Les signataires impossibles à identifier
Surtout, des six signatures – sans aucun nom – présentes sur le faux procès-verbal, seule celle du collègue Alexandre E. sera reconnue par les enquêteurs, raison de sa seule présence à l’audience, aux côtés de l’auteur des coups Adrien S. Alexandre E. affirme l’avoir relu, mais pas signé. D’ailleurs, il ne sait pas qui l’a signé. De quoi agacer la procureure :
« Vous imaginez un jugement, on ne sait pas qui l’a rendu ? Il suffit de faire un gribouillis sur un papier ? Doit-il désigner un graphologue pour savoir ? (…) On est dans la police, avec des agents assermentés, et on ne sait pas qui a signé ! »
Pour celle pour qui « la police est un partenaire quotidien », cette affaire abime « le rapport entre la police, le citoyen et l’institution judiciaire » et participe au « discrédit porté sur les forces de l’ordre ». Le faux en écriture par les policiers et gendarmes est normalement une « qualification criminelle », rappelle-t-elle.
Reconstitution fait-maison
L’avocat d’Adrien S., maître Petipermon, plaide l’erreur de son client. Pour cela, il s’appuie sur ses mauvaises notations dans la rédaction de procès-verbaux. En résumé, ce ne serait pas de sa faute car il n’est pas bon dans l’exercice et il ne faisait que retranscrire sous la dictée de ses collègues… « Avait-il conscience que ce qu’il a écrit était faux ? », insiste-t-il.
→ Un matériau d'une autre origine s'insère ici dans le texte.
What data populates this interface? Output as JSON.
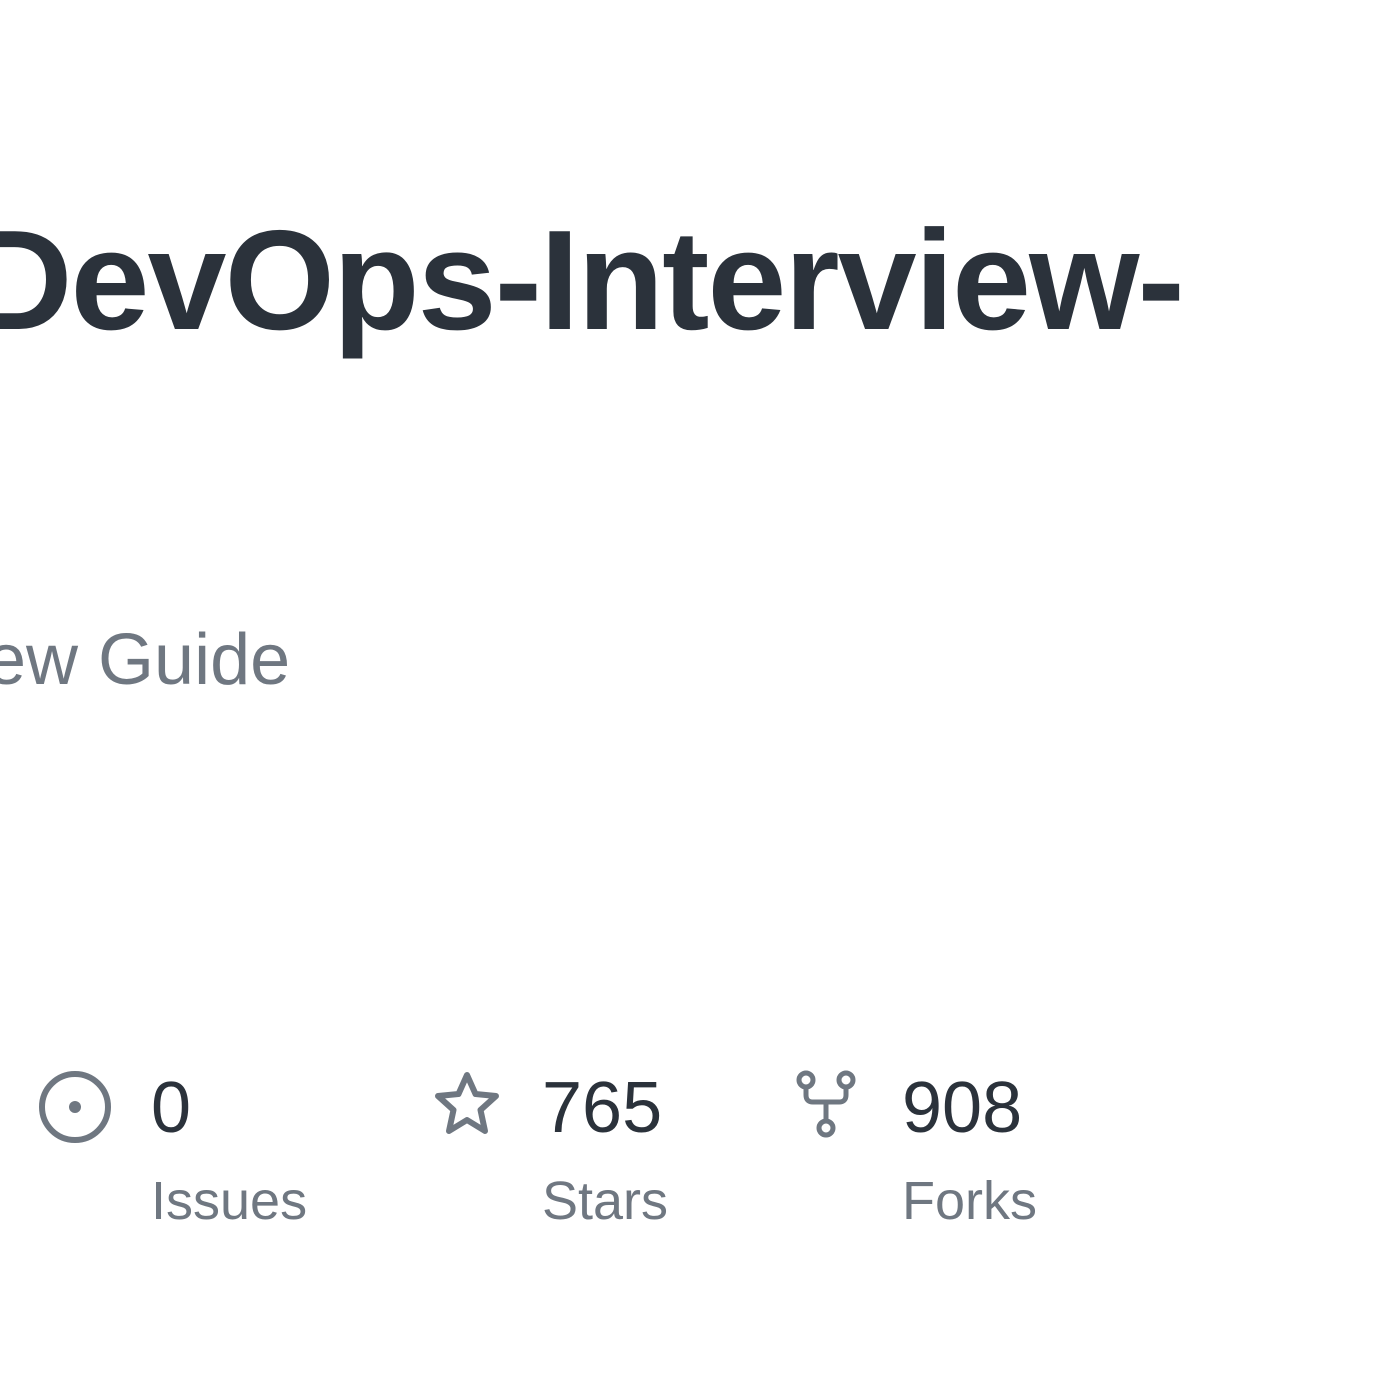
{
  "repo": {
    "title": "DevOps-Interview-",
    "description": "ew Guide"
  },
  "stats": {
    "issues": {
      "count": "0",
      "label": "Issues",
      "icon": "issue-opened-icon"
    },
    "stars": {
      "count": "765",
      "label": "Stars",
      "icon": "star-icon"
    },
    "forks": {
      "count": "908",
      "label": "Forks",
      "icon": "repo-forked-icon"
    }
  },
  "colors": {
    "text_primary": "#2b323b",
    "text_muted": "#6f7781",
    "icon": "#6f7781",
    "background": "#ffffff"
  }
}
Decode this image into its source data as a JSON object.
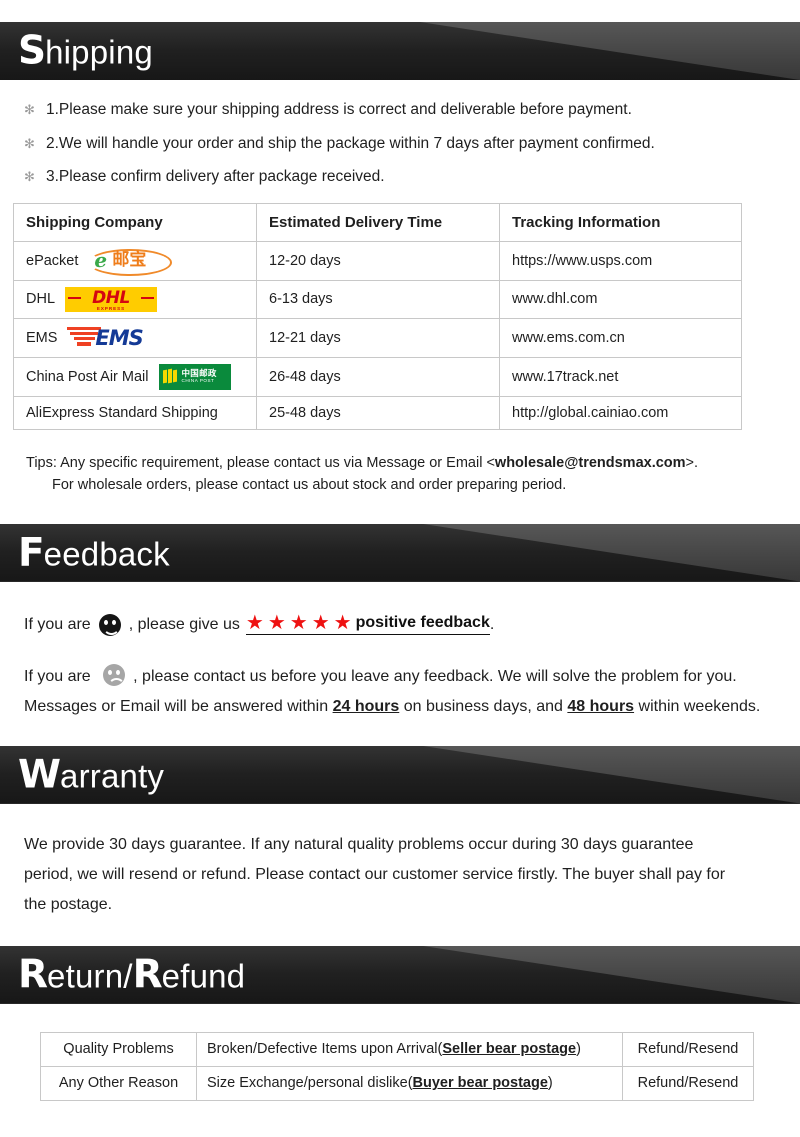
{
  "sections": {
    "shipping": {
      "cap": "S",
      "rest": "hipping",
      "bullet_glyph": "✻",
      "bullets": [
        "1.Please make sure your shipping address is correct and deliverable before payment.",
        "2.We will handle your order and ship the package within    7 days after payment confirmed.",
        "3.Please confirm delivery after package received."
      ],
      "table": {
        "headers": [
          "Shipping Company",
          "Estimated Delivery Time",
          "Tracking Information"
        ],
        "rows": [
          {
            "company": "ePacket",
            "logo": "epacket-logo",
            "time": "12-20 days",
            "tracking": "https://www.usps.com"
          },
          {
            "company": "DHL",
            "logo": "dhl-logo",
            "time": "6-13 days",
            "tracking": "www.dhl.com"
          },
          {
            "company": "EMS",
            "logo": "ems-logo",
            "time": "12-21 days",
            "tracking": "www.ems.com.cn"
          },
          {
            "company": "China Post Air Mail",
            "logo": "china-post-logo",
            "time": "26-48 days",
            "tracking": "www.17track.net"
          },
          {
            "company": "AliExpress Standard Shipping",
            "logo": "",
            "time": "25-48 days",
            "tracking": "http://global.cainiao.com"
          }
        ]
      },
      "tips": {
        "line1_pre": "Tips: Any specific requirement, please contact us via Message or Email <",
        "line1_email": "wholesale@trendsmax.com",
        "line1_post": ">.",
        "line2": "For wholesale orders, please contact us about stock and order preparing period."
      }
    },
    "feedback": {
      "cap": "F",
      "rest": "eedback",
      "line1_pre": "If you are",
      "line1_mid": ", please give us",
      "stars": "★★★★★",
      "star_count": 5,
      "positive_label": "positive feedback",
      "line1_end": ".",
      "line2_pre": "If you are",
      "line2_post": ", please contact us before you leave any feedback. We will solve the problem for you.",
      "line3_pre": "Messages or Email will be answered within ",
      "line3_b1": "24 hours",
      "line3_mid": " on business days, and ",
      "line3_b2": "48 hours",
      "line3_end": " within weekends."
    },
    "warranty": {
      "cap": "W",
      "rest": "arranty",
      "text": "We provide 30 days guarantee. If any natural quality problems occur during 30 days guarantee period, we will resend or refund. Please contact our customer service firstly. The buyer shall pay for the postage."
    },
    "return_refund": {
      "cap1": "R",
      "mid": "eturn/",
      "cap2": "R",
      "rest": "efund",
      "table": {
        "rows": [
          {
            "reason": "Quality Problems",
            "desc_pre": "Broken/Defective Items upon  Arrival(",
            "desc_bold": "Seller bear postage",
            "desc_post": ")",
            "action": "Refund/Resend"
          },
          {
            "reason": "Any Other Reason",
            "desc_pre": "Size Exchange/personal dislike(",
            "desc_bold": "Buyer bear postage",
            "desc_post": ")",
            "action": "Refund/Resend"
          }
        ]
      }
    }
  },
  "colors": {
    "banner_dark": "#1c1c1c",
    "banner_light": "#444444",
    "star_red": "#ee1111",
    "dhl_yellow": "#ffcc00",
    "dhl_red": "#d40511",
    "ems_blue": "#143a96",
    "ems_red": "#ef4123",
    "china_post_green": "#0a8a3c",
    "epacket_orange": "#ef7d1a"
  }
}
Il présente même des photos de la scène de violence reproduite dans son cabinet, où il joue la victime. « On voit beaucoup mieux », s’amuse-t-il, fier de sa reconstitution. Puis, il s’affaire très longuement à souligner chaque bout de phrase « vrai » du procès-verbal, prenant bien soin de sauter le reste. Quant aux violences, le coup de pied, c’est pour « dégager la vue », le jeune « peut-être un dingue, un martyre avec un flingue, un cocktail molotov ». Et la blessure à l’œil, ce pourrait être la faute des autres policiers. Les « collègues » apprécieront.
Suspendu depuis mai, presque deux ans après les faits, l’auteur des violences Adrien S. attend un conseil de discipline dans les mois à venir.
(1) Malgré une peine moitié moindre que les réquisitions du procureur, le fonctionnaire, qui espérait la relaxe, a fait appel. Il reste donc présumé innocent.